Development and the quest for modernity in Africa
On the 23rd of September 2021, Martin Ajei presented a webinar in the Africa and Knowledge Seminar series, a collaboration between the Centre for Philosophy in Africa, CriSHET and the Faculty of Humanities at Nelson Mandela University, and the Emengini Institute for Comparative Global Studies.
Ajei's talk argues that conceptions of Africa's 'development' have been in the hands of non-Africans since development emerged as a goal to be pursued in the mid 20th century. He maintains that these conceptions and the strategies derived from them have failed, and defends the thesis that goals of development - however conceived - cannot succeed in implementation when they are formulated without the agency of their intended objects. He considers that these failed goals are plausibly unreasonable for their inattention to the thought that the stretch of Africa's history of social formation cannot be devoid of insights into the notion of social progress, and therefore of ideas about the continent's development.

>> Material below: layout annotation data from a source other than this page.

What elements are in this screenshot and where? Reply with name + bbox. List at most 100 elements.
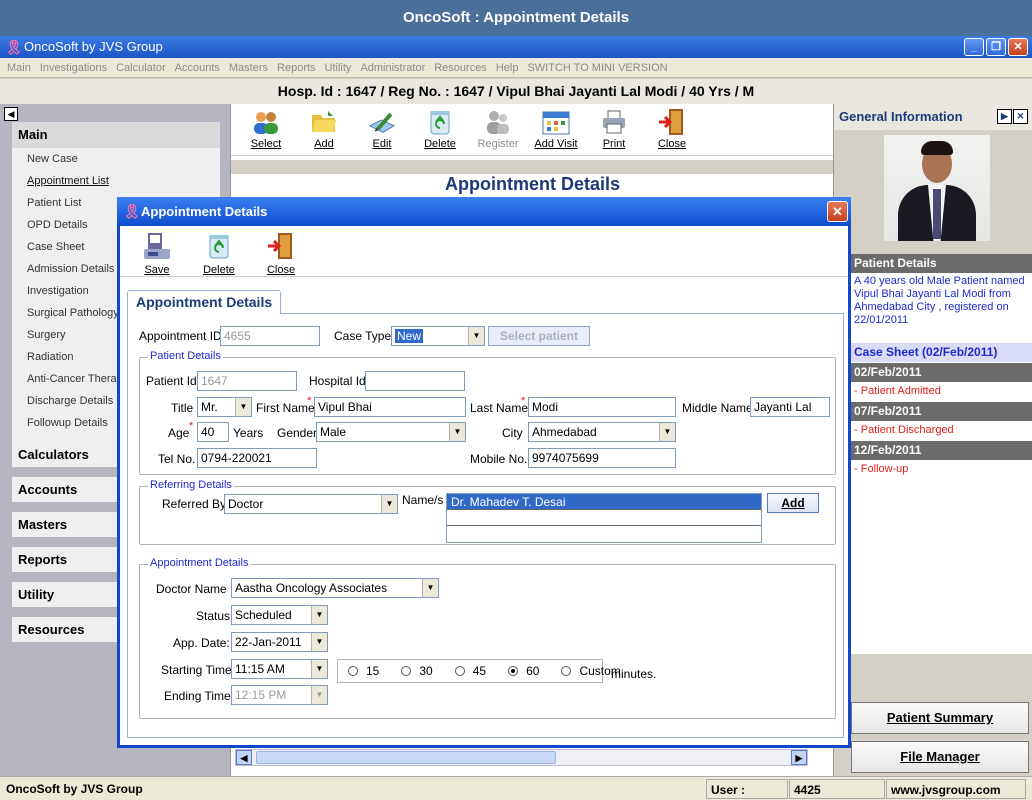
close-button[interactable]: Close: [643, 104, 701, 155]
menu-main[interactable]: Main: [7, 58, 31, 77]
patient-summary-button[interactable]: Patient Summary: [851, 702, 1029, 734]
names-label: Name/s: [402, 493, 444, 507]
duration-45-radio[interactable]: 45: [454, 664, 486, 678]
mobile-field[interactable]: 9974075699: [528, 448, 676, 468]
list-item[interactable]: [447, 526, 761, 542]
scroll-left-icon[interactable]: ◀: [236, 750, 252, 765]
file-manager-button[interactable]: File Manager: [851, 741, 1029, 773]
status-select[interactable]: Scheduled ▼: [231, 605, 328, 625]
status-bar: OncoSoft by JVS Group User : Admin 4425 …: [0, 776, 1032, 800]
dialog-title: Appointment Details: [141, 204, 268, 219]
page-title: Appointment Details: [444, 174, 620, 194]
menu-switch-mini[interactable]: SWITCH TO MINI VERSION: [527, 58, 667, 77]
tel-field[interactable]: 0794-220021: [197, 448, 317, 468]
expand-panel-icon[interactable]: ▶: [997, 109, 1012, 124]
menu-bar: Main Investigations Calculator Accounts …: [0, 58, 1032, 78]
mobile-label: Mobile No.: [470, 452, 528, 466]
event-item[interactable]: - Patient Discharged: [851, 421, 1032, 440]
restore-button[interactable]: ❐: [986, 38, 1006, 56]
nav-item-appointment-list[interactable]: Appointment List: [12, 170, 220, 192]
register-users-icon: [483, 108, 513, 136]
dialog-close-tool-button[interactable]: Close: [250, 229, 312, 276]
delete-button[interactable]: Delete: [411, 104, 469, 155]
nav-item-new-case[interactable]: New Case: [12, 148, 220, 170]
chevron-down-icon: ▼: [311, 686, 327, 704]
menu-utility[interactable]: Utility: [325, 58, 352, 77]
close-panel-icon[interactable]: ✕: [1013, 109, 1028, 124]
gender-select[interactable]: Male ▼: [316, 422, 466, 442]
ribbon-logo-icon: 🎗︎: [123, 203, 141, 219]
ending-time-select[interactable]: 12:15 PM ▼: [231, 685, 328, 705]
add-referral-button[interactable]: Add: [767, 493, 819, 513]
case-type-select[interactable]: New ▼: [391, 326, 485, 346]
age-field[interactable]: 40: [197, 422, 229, 442]
first-name-field[interactable]: Vipul Bhai: [314, 397, 466, 417]
dialog-titlebar: 🎗︎ Appointment Details ✕: [117, 197, 851, 226]
menu-help[interactable]: Help: [496, 58, 519, 77]
select-button[interactable]: Select: [237, 104, 295, 155]
tab-appointment-details[interactable]: Appointment Details: [127, 290, 282, 314]
ending-time-label: Ending Time:: [164, 689, 235, 703]
chevron-down-icon: ▼: [311, 606, 327, 624]
dialog-delete-button[interactable]: Delete: [188, 229, 250, 276]
general-info-title: General Information: [839, 109, 963, 124]
save-disk-icon: [142, 231, 172, 261]
minutes-label: minutes.: [611, 667, 657, 681]
event-item[interactable]: - Patient Admitted: [851, 382, 1032, 401]
duration-30-radio[interactable]: 30: [401, 664, 433, 678]
referred-by-select[interactable]: Doctor ▼: [224, 494, 398, 514]
first-name-label: First Name: [256, 401, 315, 415]
collapse-nav-icon[interactable]: ◀: [4, 107, 18, 121]
edit-button[interactable]: Edit: [353, 104, 411, 155]
radio-30: [401, 666, 412, 676]
starting-time-select[interactable]: 11:15 AM ▼: [231, 659, 328, 679]
referral-names-list[interactable]: Dr. Mahadev T. Desai: [446, 493, 762, 543]
list-item[interactable]: Dr. Mahadev T. Desai: [447, 494, 761, 510]
menu-resources[interactable]: Resources: [434, 58, 487, 77]
app-date-picker[interactable]: 22-Jan-2011 ▼: [231, 632, 328, 652]
event-item[interactable]: - Follow-up: [851, 460, 1032, 479]
gender-label: Gender: [277, 426, 318, 440]
menu-investigations[interactable]: Investigations: [40, 58, 107, 77]
status-records: 4425 Record(s): [789, 779, 885, 799]
main-toolbar: Select Add Edit Delete Register Add Visi…: [231, 104, 833, 156]
scroll-right-icon[interactable]: ▶: [791, 750, 807, 765]
menu-administrator[interactable]: Administrator: [360, 58, 425, 77]
last-name-field[interactable]: Modi: [528, 397, 676, 417]
register-button[interactable]: Register: [469, 104, 527, 155]
app-banner: OncoSoft : Appointment Details: [0, 0, 1032, 36]
nav-main-header[interactable]: Main: [12, 122, 220, 148]
content-strip: [231, 160, 834, 174]
appointment-id-field[interactable]: 4655: [220, 326, 320, 346]
menu-masters[interactable]: Masters: [229, 58, 268, 77]
doctor-name-label: Doctor Name: [156, 582, 227, 596]
list-item[interactable]: [447, 510, 761, 526]
duration-15-radio[interactable]: 15: [348, 664, 379, 678]
right-panel: General Information ▶ ✕ Patient Details …: [833, 104, 1032, 776]
select-patient-button[interactable]: Select patient: [488, 326, 590, 346]
add-button[interactable]: Add: [295, 104, 353, 155]
scroll-thumb[interactable]: [256, 751, 556, 764]
menu-calculator[interactable]: Calculator: [116, 58, 166, 77]
save-button[interactable]: Save: [126, 229, 188, 276]
case-sheet-title[interactable]: Case Sheet (02/Feb/2011): [851, 343, 1032, 362]
minimize-button[interactable]: _: [964, 38, 984, 56]
patient-id-field[interactable]: 1647: [197, 371, 297, 391]
print-button[interactable]: Print: [585, 104, 643, 155]
title-select[interactable]: Mr. ▼: [197, 397, 252, 417]
exit-door-icon: [657, 108, 687, 136]
city-select[interactable]: Ahmedabad ▼: [528, 422, 676, 442]
patient-details-group: Patient Details Patient Id 1647 Hospital…: [139, 350, 836, 475]
status-app-name: OncoSoft by JVS Group: [6, 782, 143, 796]
menu-reports[interactable]: Reports: [277, 58, 316, 77]
appointment-details-group-label: Appointment Details: [148, 557, 251, 569]
window-close-button[interactable]: ✕: [1008, 38, 1028, 56]
dialog-close-button[interactable]: ✕: [827, 201, 848, 222]
duration-60-radio[interactable]: 60: [508, 664, 539, 678]
middle-name-field[interactable]: Jayanti Lal: [750, 397, 830, 417]
hospital-id-field[interactable]: [365, 371, 465, 391]
doctor-name-select[interactable]: Aastha Oncology Associates ▼: [231, 578, 439, 598]
add-visit-button[interactable]: Add Visit: [527, 104, 585, 155]
menu-accounts[interactable]: Accounts: [175, 58, 220, 77]
horizontal-scrollbar[interactable]: ◀ ▶: [235, 749, 808, 766]
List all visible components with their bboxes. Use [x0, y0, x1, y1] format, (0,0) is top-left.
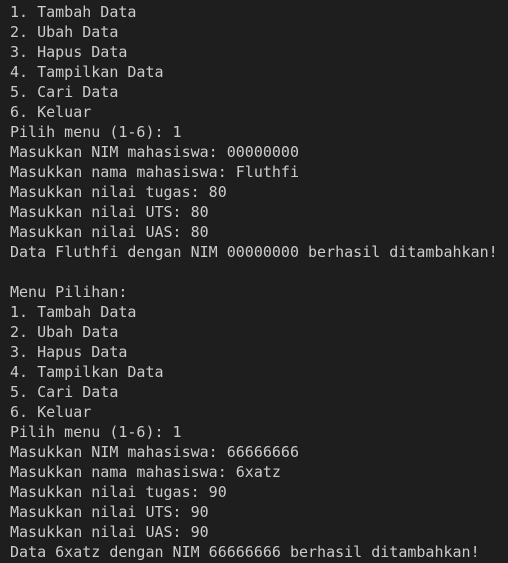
- terminal-line: 1. Tambah Data: [10, 3, 137, 21]
- terminal-line: Masukkan nilai UAS: 80: [10, 223, 209, 241]
- terminal-line: 5. Cari Data: [10, 383, 119, 401]
- terminal-line: 3. Hapus Data: [10, 343, 128, 361]
- terminal-line: 3. Hapus Data: [10, 43, 128, 61]
- terminal-line: Masukkan nilai tugas: 80: [10, 183, 227, 201]
- terminal-line: 5. Cari Data: [10, 83, 119, 101]
- terminal-line: Masukkan nama mahasiswa: 6xatz: [10, 463, 281, 481]
- terminal-line: 2. Ubah Data: [10, 23, 119, 41]
- terminal-line: 4. Tampilkan Data: [10, 363, 164, 381]
- terminal-line: Data Fluthfi dengan NIM 00000000 berhasi…: [10, 243, 498, 261]
- terminal-line: Pilih menu (1-6): 1: [10, 423, 182, 441]
- terminal-output[interactable]: 1. Tambah Data 2. Ubah Data 3. Hapus Data 4…: [0, 0, 508, 563]
- terminal-line: Menu Pilihan:: [10, 283, 128, 301]
- terminal-line: Masukkan nilai UTS: 80: [10, 203, 209, 221]
- terminal-line: Data 6xatz dengan NIM 66666666 berhasil …: [10, 543, 480, 561]
- terminal-line: Masukkan NIM mahasiswa: 66666666: [10, 443, 299, 461]
- terminal-line: 1. Tambah Data: [10, 303, 137, 321]
- terminal-line: Masukkan NIM mahasiswa: 00000000: [10, 143, 299, 161]
- terminal-line: Masukkan nama mahasiswa: Fluthfi: [10, 163, 299, 181]
- terminal-line: 6. Keluar: [10, 403, 92, 421]
- terminal-line: Pilih menu (1-6): 1: [10, 123, 182, 141]
- terminal-line: Masukkan nilai UTS: 90: [10, 503, 209, 521]
- terminal-line: Masukkan nilai UAS: 90: [10, 523, 209, 541]
- terminal-line: 6. Keluar: [10, 103, 92, 121]
- terminal-line: 2. Ubah Data: [10, 323, 119, 341]
- terminal-line: Masukkan nilai tugas: 90: [10, 483, 227, 501]
- terminal-line: 4. Tampilkan Data: [10, 63, 164, 81]
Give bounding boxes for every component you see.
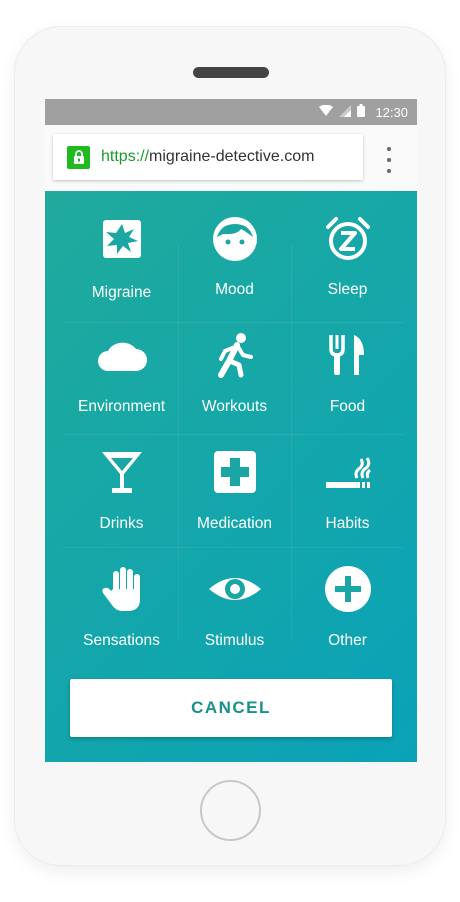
cloud-icon — [96, 335, 148, 383]
category-label: Mood — [215, 281, 254, 298]
face-icon — [211, 215, 259, 263]
category-label: Sensations — [83, 632, 160, 649]
plus-circle-icon — [324, 565, 372, 613]
category-label: Sleep — [327, 281, 368, 298]
cocktail-icon — [98, 448, 146, 496]
category-label: Medication — [197, 515, 272, 532]
url-host: migraine-detective.com — [149, 148, 315, 165]
eye-icon — [208, 565, 262, 613]
address-bar[interactable]: https://migraine-detective.com — [53, 134, 363, 180]
category-sleep[interactable]: Sleep — [291, 191, 404, 307]
alarm-clock-icon — [324, 215, 372, 263]
category-grid: Migraine Mood Sleep Environment Workouts… — [63, 191, 404, 651]
smoking-icon — [324, 448, 372, 496]
fork-knife-icon — [324, 331, 372, 379]
category-label: Drinks — [99, 515, 144, 532]
category-medication[interactable]: Medication — [178, 424, 291, 540]
status-time: 12:30 — [375, 104, 408, 120]
migraine-icon — [98, 215, 146, 263]
category-label: Migraine — [91, 284, 152, 301]
category-habits[interactable]: Habits — [291, 424, 404, 540]
category-drinks[interactable]: Drinks — [65, 424, 178, 540]
category-migraine[interactable]: Migraine — [65, 191, 178, 307]
category-food[interactable]: Food — [291, 307, 404, 423]
url-text: https://migraine-detective.com — [101, 148, 314, 166]
cancel-button[interactable]: CANCEL — [70, 679, 392, 737]
category-picker: Migraine Mood Sleep Environment Workouts… — [45, 191, 417, 762]
category-label: Environment — [77, 398, 165, 415]
overflow-menu-icon[interactable] — [381, 147, 397, 173]
category-label: Workouts — [201, 398, 268, 415]
category-label: Habits — [325, 515, 370, 532]
url-scheme: https:// — [101, 148, 150, 165]
medical-cross-icon — [211, 448, 259, 496]
home-button[interactable] — [200, 780, 261, 841]
category-stimulus[interactable]: Stimulus — [178, 541, 291, 657]
category-label: Stimulus — [204, 632, 265, 649]
phone-speaker — [193, 67, 269, 78]
battery-icon — [357, 104, 366, 120]
lock-icon — [67, 145, 90, 169]
category-environment[interactable]: Environment — [65, 307, 178, 423]
category-label: Food — [329, 398, 366, 415]
running-icon — [211, 331, 259, 379]
category-sensations[interactable]: Sensations — [65, 541, 178, 657]
category-mood[interactable]: Mood — [178, 191, 291, 307]
signal-icon — [339, 104, 352, 120]
wifi-icon — [319, 104, 334, 120]
hand-icon — [98, 565, 146, 613]
status-bar: 12:30 — [45, 99, 417, 125]
browser-toolbar: https://migraine-detective.com — [45, 125, 417, 191]
category-workouts[interactable]: Workouts — [178, 307, 291, 423]
category-other[interactable]: Other — [291, 541, 404, 657]
phone-screen: 12:30 https://migraine-detective.com Mig… — [45, 99, 417, 762]
category-label: Other — [328, 632, 367, 649]
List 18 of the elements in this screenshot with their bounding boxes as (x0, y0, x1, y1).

Were such inattention intentional disregard, but not mere oversight, one may justifiably consider its resultant goals immoral as welI. Justification for his thesis rests on the notion of agency and its activation, particularly in theoretical perspectives on development by African philosophers. And as prescription for the failures of earlier conceptions, he proposes Gyekye's consequentialist moral theory according to which the ultimate end of social formation is the common good, as a viable basis for a progressive concept of development.
Ajei's talk is concerned with the role of philosophy in Africa, about epistemic aspects of 'development' in relation to African thought and Western epistemic hegemony.